Ms Confidence Staveley, Executive Director of the Foundation, announced this at the inauguration of the initiative in Lagos on Wednesday.
Staveley said the project will support 200 Critical Community Institutions in Nigeria, Kenya, Ghana, and South Africa.
She noted that the initiative is designed to protect more than two million people and secure over 15 million public records across the participating countries.
Backed by Google.org, the project will provide free cybersecurity tools, risk assessments, threat intelligence, and incident response support to participating institutions.
According to her, many public and non-profit institutions operate outdated or unpatched systems with limited security budgets and insufficient technical personnel.

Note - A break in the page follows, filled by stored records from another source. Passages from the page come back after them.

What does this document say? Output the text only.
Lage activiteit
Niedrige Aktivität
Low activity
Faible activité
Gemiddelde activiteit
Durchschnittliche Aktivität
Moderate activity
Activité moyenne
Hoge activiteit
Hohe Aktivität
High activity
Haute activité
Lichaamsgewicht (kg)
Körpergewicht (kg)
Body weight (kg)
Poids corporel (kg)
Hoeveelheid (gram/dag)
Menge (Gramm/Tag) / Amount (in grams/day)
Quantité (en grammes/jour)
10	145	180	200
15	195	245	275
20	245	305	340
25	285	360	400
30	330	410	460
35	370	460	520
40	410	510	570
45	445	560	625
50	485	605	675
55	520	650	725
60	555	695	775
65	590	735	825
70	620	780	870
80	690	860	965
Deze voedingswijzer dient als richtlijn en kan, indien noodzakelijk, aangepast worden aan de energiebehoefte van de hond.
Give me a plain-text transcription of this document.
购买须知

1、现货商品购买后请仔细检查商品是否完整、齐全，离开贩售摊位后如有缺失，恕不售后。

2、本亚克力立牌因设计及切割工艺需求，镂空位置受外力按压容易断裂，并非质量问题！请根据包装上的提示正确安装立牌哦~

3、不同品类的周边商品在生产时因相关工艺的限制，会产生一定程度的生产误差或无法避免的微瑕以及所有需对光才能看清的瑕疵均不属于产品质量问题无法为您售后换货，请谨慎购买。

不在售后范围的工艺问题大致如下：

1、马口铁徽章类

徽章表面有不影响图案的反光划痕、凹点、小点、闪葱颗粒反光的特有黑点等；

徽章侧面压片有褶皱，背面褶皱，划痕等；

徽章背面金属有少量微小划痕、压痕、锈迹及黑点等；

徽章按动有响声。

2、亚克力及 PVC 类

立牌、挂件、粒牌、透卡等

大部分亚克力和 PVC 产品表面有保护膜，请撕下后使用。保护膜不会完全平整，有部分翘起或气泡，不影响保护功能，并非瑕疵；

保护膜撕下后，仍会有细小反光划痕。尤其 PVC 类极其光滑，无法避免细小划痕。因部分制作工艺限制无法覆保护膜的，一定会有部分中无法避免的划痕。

She said deeper structural weaknesses—such as poor cyber-risk quantification, limited incident response exercises, and weak business continuity planning—have increased institutional vulnerability.
“The result is that many organizations can detect threats, but fewer can respond quickly, reduce impact, or maintain operations during sustained attacks,” she said.
Staveley said that while awareness of cyber risks is increasing across Africa, decisive action is often constrained by inadequate funding.
“In Africa, we are not lacking in general awareness that we have cyber risk issues. What happens is that the conversation drops off when it gets to the point of taking action,” she said.
The executive director added that financial limitations, rather than lack of willingness alone, are a major barrier to implementing robust cybersecurity measures.
To address this, Resilio Africa will deliver 10,000 hours of free consulting services from cybersecurity experts across the four countries, with the commercial value of the services exceeding one million dollars.
She said the intervention comes amid escalating cyber activity in Sub-Saharan Africa.
Citing a recent threat report, Staveley said the region recorded over 42 million web attacks and 95 million malware-based attacks in the first half of 2025.
She noted that password-stealing malware had risen by more than 60 per cent, while spyware and backdoor tools remain prevalent.
Staveley added that Kenya alone recorded 2.5 billion cyber-threat events in the first quarter of 2025, largely linked to phishing, mobile money fraud, and cloud misconfigurations.
“These are not abstract numbers. They directly affect institutions that people rely on every day,” she said.
She said the initiative aligns with broader efforts by African governments, including Nigeria’s planned cybersecurity framework expected to introduce minimum spending thresholds, mandatory breach reporting timelines, and coordinated response mechanisms.
According to her, strengthening institutional resilience is critical to safeguarding digital transformation gains across the continent.